A local AI-powered Infrastructure as a Service (IaaS) system using Ollama models for launching applications, game servers, and other infrastructure through agentic demands.
This system is designed to run across multiple machines:
-
Ollama Server Machine: Runs the Ollama models for LLM inference and embeddings
- Hardware: Ryzen 7 5700x3d, 64GB RAM, 1TB NVME, RTX 4070 Ti Super
-
Model Context Protocol Server: Manages context and coordinates between agents
- Hardware: Ryzen 9 3900x, 64GB RAM, 1TB NVME, Quadro P4000
- Local LLM-powered infrastructure management
- Integration with OPNSense for networking configuration
- Support for deploying various applications:
- Web applications
- Database servers
- Game servers (Minecraft, CS2, Valheim, etc.)
- Vector storage for maintaining context and knowledge
- Distributed architecture for scalability
- Ollama installed on your inference machine
- Python 3.8+ installed
- OPNSense with API access configured
- Model Context Protocol Server running
-
Clone this repository:
git clone https://github.com/vespo92/Booner_Ollama.git cd Booner_Ollama
-
Copy the example environment file and edit it with your settings:
cp .env.example .env
-
Update the
.env
file with your specific configuration:- Configure OPNSense API settings
- Set the Model Context Protocol URL and credentials
- Set any other desired configuration parameters
-
Start the services using the provided scripts:
For Linux/macOS:
chmod +x run.sh ./run.sh
For Windows:
powershell -ExecutionPolicy Bypass -File .\run.ps1
These scripts will automatically detect if GPU support is available and start the appropriate configuration. The API server will be available at http://localhost:8000.
Alternatively, you can manually start the services:
With GPU support (requires NVIDIA Container Toolkit):
docker-compose up -d
For more information on setting up GPU support, see the GPU Setup Instructions.
-
To view logs:
docker-compose logs -f
-
To stop the services:
docker-compose down
-
Clone this repository:
git clone https://github.com/vespo92/Booner_Ollama.git cd Booner_Ollama
-
Create a virtual environment:
python -m venv venv source venv/bin/activate # On Linux/macOS venv\Scripts\activate # On Windows
-
Install dependencies:
pip install -r requirements.txt
-
Copy the example environment file and edit it with your settings:
cp .env.example .env
-
Update the
.env
file with your specific configuration:- Set the
OLLAMA_BASE_URL
to point to your Ollama server - Configure OPNSense API settings
- Set the Model Context Protocol URL and credentials
- Set the
Run the application in interactive mode to directly input infrastructure requests:
python app.py --interactive
This will start a command-line interface where you can enter natural language requests for infrastructure operations.

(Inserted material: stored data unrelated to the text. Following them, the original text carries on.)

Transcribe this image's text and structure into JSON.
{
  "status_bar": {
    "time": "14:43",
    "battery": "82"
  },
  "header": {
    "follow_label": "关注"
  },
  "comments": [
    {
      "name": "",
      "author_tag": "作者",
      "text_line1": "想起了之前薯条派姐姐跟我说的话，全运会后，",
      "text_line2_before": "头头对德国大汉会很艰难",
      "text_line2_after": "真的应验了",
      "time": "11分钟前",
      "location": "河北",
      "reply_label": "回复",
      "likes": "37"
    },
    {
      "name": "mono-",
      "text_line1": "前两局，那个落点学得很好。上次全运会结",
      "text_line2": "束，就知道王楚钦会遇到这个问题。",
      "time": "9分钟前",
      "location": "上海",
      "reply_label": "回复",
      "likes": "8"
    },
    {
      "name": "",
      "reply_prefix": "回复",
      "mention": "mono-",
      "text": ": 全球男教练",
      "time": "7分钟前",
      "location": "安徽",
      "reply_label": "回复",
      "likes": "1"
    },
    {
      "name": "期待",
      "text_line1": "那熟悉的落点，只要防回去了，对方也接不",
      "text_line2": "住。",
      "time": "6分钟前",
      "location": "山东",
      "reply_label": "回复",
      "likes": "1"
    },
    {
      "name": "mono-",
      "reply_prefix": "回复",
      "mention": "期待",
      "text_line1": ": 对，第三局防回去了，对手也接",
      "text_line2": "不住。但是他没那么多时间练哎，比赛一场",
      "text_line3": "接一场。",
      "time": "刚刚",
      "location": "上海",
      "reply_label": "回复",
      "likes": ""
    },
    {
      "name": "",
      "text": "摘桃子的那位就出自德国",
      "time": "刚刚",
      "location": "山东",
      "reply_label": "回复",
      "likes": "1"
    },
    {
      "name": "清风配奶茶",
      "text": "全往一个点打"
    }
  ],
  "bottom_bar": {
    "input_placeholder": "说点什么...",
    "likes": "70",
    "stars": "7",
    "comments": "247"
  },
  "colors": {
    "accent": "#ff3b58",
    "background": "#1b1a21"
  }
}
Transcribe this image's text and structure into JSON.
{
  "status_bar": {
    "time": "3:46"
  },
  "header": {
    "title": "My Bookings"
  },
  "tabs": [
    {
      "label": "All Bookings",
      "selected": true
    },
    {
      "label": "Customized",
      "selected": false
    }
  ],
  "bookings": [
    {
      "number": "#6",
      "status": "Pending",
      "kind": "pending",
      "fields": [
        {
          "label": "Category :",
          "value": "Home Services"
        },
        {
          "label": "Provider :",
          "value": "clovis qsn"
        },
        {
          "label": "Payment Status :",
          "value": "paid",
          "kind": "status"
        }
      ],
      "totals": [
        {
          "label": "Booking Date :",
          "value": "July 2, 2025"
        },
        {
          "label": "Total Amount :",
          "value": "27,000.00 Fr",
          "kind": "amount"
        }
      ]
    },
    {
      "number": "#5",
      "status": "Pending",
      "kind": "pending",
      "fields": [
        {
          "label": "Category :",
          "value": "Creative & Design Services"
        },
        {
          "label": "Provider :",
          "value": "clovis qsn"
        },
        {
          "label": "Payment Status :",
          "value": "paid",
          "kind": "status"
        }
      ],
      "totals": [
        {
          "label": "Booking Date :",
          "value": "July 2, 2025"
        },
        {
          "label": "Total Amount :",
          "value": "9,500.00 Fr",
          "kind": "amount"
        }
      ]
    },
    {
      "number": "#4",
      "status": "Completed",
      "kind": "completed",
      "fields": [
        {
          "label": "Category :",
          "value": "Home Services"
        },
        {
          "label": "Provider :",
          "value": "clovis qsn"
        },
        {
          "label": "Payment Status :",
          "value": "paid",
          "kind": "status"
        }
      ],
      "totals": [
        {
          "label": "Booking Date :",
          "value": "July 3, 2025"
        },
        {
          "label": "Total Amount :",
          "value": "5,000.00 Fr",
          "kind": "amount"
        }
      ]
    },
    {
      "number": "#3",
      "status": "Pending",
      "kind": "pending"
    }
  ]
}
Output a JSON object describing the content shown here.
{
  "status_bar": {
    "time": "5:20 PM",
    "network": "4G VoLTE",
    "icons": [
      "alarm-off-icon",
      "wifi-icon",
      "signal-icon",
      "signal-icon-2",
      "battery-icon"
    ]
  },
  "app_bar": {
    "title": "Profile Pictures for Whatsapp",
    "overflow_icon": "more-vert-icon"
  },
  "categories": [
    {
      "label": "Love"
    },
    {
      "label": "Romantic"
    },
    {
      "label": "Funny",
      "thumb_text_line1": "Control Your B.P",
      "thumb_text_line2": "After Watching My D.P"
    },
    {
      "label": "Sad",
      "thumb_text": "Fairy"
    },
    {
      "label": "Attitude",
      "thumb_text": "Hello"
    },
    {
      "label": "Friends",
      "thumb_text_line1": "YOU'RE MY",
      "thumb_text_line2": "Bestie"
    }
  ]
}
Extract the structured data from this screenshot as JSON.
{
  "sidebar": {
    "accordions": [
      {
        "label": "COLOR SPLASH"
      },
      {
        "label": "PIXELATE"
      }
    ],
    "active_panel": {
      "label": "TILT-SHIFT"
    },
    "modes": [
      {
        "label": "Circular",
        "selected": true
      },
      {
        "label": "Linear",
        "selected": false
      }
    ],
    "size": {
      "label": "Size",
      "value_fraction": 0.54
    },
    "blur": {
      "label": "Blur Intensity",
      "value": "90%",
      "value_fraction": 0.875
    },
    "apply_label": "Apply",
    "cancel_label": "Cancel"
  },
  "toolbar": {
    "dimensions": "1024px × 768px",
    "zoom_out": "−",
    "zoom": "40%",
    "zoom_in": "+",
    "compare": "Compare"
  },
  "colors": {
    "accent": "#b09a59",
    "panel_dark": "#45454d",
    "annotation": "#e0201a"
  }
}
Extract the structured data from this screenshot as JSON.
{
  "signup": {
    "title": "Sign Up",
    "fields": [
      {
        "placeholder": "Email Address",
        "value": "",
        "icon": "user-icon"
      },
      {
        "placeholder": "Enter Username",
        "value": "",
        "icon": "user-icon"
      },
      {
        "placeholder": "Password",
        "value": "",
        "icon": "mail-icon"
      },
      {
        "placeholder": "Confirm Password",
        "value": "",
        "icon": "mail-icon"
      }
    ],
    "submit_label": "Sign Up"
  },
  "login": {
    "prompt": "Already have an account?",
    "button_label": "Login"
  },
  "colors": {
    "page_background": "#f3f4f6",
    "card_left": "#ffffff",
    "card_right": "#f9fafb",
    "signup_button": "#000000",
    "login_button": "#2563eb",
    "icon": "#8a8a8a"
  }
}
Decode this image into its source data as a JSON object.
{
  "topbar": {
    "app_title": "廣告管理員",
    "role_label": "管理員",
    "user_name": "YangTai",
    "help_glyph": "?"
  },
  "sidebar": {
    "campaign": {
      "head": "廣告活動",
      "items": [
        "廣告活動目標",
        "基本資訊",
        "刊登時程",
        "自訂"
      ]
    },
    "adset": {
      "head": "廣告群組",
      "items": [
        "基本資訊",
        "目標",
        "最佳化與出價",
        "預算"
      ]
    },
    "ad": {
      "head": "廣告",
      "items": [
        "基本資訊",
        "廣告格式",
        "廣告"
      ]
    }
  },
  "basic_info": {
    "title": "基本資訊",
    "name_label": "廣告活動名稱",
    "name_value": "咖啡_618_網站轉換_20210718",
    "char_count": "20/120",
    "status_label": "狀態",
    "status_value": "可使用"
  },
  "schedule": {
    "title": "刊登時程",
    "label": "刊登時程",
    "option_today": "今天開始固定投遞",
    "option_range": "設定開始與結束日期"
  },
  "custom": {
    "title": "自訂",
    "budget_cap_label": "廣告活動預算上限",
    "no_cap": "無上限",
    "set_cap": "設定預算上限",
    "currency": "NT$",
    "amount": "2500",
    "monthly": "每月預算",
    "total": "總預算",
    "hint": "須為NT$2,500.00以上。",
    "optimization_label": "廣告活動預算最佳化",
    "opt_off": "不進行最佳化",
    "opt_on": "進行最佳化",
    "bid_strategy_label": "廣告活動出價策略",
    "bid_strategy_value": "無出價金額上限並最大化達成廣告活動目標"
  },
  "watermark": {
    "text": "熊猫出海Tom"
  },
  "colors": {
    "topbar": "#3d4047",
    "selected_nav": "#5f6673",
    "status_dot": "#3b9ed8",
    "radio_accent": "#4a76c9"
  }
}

If you're using the virtual environment setup, run the system as an API server for integration with MCP:
python app.py --api
Or simply run it without any arguments (API mode is the default):
python app.py
The API server will be available at http://localhost:8000.
If you're using Docker Compose, the API server is automatically started in API mode:
docker-compose up -d
To view logs:
docker-compose logs -f booner-api
To test the API connectivity with the MCP server (using virtual environment):
python test_api.py
With Docker Compose:
docker-compose exec booner-api python test_api.py
agents/
: Contains agent implementations for different tasksmodels/
: Interfaces for working with LLMs and embedding modelsutils/
: Utility modules for vector storage, configuration, etc.app.py
: Main application entry point
This project is designed to work with your OPN_IaC project, which uses a django-ninja stack to talk directly to OPNSense. The agents in this system will communicate with your OPN_IaC API to configure networking and infrastructure.
The Model Context Protocol Server manages the context and state for the agents. This system connects to your existing MCP server to maintain conversation context and agent states.
You can add new specialized agents by:
- Creating a new agent class in the
agents/
directory - Registering the agent with the MCP server
- Integrating the agent with the main application flow
Each agent can run on different hardware as needed.
This project is licensed under the MIT License - see the LICENSE file for details.